ウジェーヌ・アジェは 衰退する19世紀末のパリで 急速に姿を消しつつあった建物や街路などを撮影したフランス人写真家です。
彼の写真の多くは夜明けに撮影されたものですが、その拡散する光と広い視野は 空間と雰囲気を感じさせてくれます。彼の撮影した多くの地域は 大規模な近代化事業の一環として まもなく取り壊されました。

率直ながら哀愁漂う彼の写真は マン・レイやアンリ・マティス、パブロ・ピカソをはじめ多くの芸術家たちを魅了しました。マン・レイはシュールレアリスムの雑誌『la Révolution surréaliste』の表紙にアジェの写真を起用したこともあります。写真家のベレニス・アボットはアジェのプリントとネガを保存し、フランス国外で初めてアジェの作品を展示しました。

『20年以上もの間 私は仕事として、また自発的に、古きパリのすべての通りから    古いホテル、歴史的な あるいは興味深い家屋、
   美しいファサード、美しいドア、美しい木工細工、ドア・ノッカー、古い噴 水・・・などを集めてきました』

『この膨大な芸術的、記録的コレクションは 今日完成しました   
             私は古きパリのすべてを所有していると言えるでしょう』

アジェは1857年フランス、リブルヌに生まれ 5歳のときに孤児となり、主に祖父母によって育てられました。彼はパリの演劇学校で短期間学び、市内で旅役者として活動した後 商業写真家としてのキャリアをスタートさせました。アジェのクライアントは主に 画家や彫刻家や舞台デザイナーで、建築の細部や出入り口、骨董品などの画像を制作し提供していました。

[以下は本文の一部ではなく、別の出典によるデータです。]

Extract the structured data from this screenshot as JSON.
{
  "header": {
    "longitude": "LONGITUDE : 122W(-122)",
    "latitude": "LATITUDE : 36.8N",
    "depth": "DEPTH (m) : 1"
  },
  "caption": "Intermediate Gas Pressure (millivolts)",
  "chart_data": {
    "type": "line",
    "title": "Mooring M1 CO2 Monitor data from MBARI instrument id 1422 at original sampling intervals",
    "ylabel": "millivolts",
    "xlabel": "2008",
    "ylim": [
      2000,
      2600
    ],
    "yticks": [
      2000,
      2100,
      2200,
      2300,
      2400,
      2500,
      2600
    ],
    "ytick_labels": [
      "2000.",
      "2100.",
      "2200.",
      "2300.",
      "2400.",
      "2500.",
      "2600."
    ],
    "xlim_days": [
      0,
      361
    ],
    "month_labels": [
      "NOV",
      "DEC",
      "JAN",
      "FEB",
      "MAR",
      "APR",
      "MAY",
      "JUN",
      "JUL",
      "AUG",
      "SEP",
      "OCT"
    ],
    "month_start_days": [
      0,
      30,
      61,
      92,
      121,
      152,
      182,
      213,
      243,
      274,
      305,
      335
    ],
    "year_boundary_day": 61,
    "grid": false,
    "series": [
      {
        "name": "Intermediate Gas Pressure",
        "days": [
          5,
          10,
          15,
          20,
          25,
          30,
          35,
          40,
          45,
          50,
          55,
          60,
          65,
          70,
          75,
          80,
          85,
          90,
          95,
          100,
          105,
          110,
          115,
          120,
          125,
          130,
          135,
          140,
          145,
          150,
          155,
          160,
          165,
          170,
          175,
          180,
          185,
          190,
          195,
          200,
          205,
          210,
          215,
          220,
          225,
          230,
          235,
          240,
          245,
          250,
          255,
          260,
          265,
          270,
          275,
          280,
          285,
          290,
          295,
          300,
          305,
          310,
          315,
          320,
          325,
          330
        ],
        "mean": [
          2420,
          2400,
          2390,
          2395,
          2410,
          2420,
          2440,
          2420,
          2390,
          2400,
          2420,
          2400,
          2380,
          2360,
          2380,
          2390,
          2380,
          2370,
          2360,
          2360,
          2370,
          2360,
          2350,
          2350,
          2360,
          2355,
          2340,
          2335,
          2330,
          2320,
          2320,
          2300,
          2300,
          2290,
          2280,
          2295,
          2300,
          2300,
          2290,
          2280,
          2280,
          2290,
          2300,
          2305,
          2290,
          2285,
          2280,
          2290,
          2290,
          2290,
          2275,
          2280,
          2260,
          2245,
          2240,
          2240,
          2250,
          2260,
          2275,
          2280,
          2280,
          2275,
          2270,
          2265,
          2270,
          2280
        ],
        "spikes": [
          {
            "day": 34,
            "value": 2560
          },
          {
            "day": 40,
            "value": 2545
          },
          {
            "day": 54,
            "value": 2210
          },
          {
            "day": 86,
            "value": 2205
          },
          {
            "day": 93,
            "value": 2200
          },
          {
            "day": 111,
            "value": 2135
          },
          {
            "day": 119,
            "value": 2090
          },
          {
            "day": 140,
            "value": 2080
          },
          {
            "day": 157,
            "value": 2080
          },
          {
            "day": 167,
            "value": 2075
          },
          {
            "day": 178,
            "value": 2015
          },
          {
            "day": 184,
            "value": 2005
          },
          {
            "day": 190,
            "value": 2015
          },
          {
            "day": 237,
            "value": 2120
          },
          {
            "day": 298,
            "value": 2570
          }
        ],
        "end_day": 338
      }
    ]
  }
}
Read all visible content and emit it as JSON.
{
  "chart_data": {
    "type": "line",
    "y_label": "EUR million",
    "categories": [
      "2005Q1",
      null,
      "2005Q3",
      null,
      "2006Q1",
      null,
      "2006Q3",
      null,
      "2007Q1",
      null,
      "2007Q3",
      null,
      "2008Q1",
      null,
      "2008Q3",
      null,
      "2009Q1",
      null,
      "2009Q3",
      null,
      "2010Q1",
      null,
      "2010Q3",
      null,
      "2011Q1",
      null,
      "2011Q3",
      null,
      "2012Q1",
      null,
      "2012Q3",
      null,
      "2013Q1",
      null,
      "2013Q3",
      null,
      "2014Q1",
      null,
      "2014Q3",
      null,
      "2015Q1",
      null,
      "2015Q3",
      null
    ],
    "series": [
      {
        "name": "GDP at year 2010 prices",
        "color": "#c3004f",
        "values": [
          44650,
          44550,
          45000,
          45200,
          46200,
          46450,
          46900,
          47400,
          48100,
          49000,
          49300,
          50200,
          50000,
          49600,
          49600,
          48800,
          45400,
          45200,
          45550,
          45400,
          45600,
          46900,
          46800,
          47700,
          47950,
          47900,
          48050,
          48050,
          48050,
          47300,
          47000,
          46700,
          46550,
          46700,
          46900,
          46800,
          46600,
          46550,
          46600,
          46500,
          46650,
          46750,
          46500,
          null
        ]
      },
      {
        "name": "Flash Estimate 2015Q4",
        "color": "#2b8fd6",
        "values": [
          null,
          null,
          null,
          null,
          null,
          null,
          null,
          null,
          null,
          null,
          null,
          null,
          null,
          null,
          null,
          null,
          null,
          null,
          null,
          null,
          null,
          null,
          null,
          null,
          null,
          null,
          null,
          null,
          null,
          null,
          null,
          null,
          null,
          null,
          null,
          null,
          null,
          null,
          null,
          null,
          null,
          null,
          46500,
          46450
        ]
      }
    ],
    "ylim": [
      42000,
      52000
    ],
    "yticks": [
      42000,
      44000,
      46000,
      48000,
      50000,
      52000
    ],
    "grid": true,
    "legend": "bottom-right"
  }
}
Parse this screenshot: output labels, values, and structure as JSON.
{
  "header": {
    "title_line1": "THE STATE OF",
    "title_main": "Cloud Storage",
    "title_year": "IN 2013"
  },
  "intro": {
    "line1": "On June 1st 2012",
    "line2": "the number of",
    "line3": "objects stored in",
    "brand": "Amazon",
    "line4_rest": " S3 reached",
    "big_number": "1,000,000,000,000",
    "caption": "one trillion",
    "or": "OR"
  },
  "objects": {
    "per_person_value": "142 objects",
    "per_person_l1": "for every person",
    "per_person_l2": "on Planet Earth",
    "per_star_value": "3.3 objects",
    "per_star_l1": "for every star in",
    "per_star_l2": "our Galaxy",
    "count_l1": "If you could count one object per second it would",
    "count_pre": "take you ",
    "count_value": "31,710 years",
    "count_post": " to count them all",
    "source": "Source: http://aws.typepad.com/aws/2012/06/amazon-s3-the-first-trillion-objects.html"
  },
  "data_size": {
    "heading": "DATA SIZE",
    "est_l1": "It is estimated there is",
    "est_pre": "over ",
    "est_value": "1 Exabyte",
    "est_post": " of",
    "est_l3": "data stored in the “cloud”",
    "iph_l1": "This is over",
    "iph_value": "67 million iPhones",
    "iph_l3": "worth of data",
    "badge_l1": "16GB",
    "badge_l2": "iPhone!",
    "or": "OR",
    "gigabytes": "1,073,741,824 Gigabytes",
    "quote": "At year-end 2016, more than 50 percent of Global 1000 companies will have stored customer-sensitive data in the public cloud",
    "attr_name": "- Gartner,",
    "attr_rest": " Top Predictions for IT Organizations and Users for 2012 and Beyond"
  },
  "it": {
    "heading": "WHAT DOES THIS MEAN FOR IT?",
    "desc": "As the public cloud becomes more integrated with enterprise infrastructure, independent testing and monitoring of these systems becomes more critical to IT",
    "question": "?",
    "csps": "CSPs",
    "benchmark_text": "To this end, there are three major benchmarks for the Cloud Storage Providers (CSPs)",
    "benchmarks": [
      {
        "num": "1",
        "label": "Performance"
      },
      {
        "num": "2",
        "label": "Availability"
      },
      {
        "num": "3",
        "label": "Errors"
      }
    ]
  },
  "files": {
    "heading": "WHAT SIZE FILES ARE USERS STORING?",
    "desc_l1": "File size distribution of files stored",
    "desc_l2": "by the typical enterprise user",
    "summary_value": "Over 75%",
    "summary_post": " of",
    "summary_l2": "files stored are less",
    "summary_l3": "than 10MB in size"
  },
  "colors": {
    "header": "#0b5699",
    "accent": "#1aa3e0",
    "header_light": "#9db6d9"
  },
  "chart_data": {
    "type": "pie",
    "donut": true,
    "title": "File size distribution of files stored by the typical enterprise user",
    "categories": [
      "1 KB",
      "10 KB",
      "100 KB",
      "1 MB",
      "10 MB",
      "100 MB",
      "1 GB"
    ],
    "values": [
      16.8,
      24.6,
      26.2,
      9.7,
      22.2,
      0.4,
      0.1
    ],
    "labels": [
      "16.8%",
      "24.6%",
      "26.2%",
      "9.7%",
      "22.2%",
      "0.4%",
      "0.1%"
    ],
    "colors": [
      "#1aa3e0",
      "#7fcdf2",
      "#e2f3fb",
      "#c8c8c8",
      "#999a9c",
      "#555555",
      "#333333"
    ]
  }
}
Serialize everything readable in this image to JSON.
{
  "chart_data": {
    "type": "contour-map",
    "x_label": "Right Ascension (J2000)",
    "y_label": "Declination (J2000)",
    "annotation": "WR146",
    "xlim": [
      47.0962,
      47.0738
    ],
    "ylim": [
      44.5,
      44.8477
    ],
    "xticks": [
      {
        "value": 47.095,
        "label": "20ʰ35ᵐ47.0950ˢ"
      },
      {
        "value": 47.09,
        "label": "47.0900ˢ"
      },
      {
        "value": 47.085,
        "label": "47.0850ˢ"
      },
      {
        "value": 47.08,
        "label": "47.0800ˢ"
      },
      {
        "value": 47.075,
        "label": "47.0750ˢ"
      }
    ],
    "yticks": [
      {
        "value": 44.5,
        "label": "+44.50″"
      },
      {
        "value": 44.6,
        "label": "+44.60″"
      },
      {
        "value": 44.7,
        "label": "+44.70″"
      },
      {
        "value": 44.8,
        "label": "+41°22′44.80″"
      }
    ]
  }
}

彼は生涯ほとんど人物を撮ることはなく 代わりに廃れた庭園や人影のない中庭を被写体として パリ中を歩き回りました。

アジェは1927年パリで亡くなりました。
現在彼の写真は ロサンゼルスのJ・ポール・ゲティ美術館、パリのオルセー美術館、ニューヨークのメトロポリタン美術館などのコレクションに収蔵されています。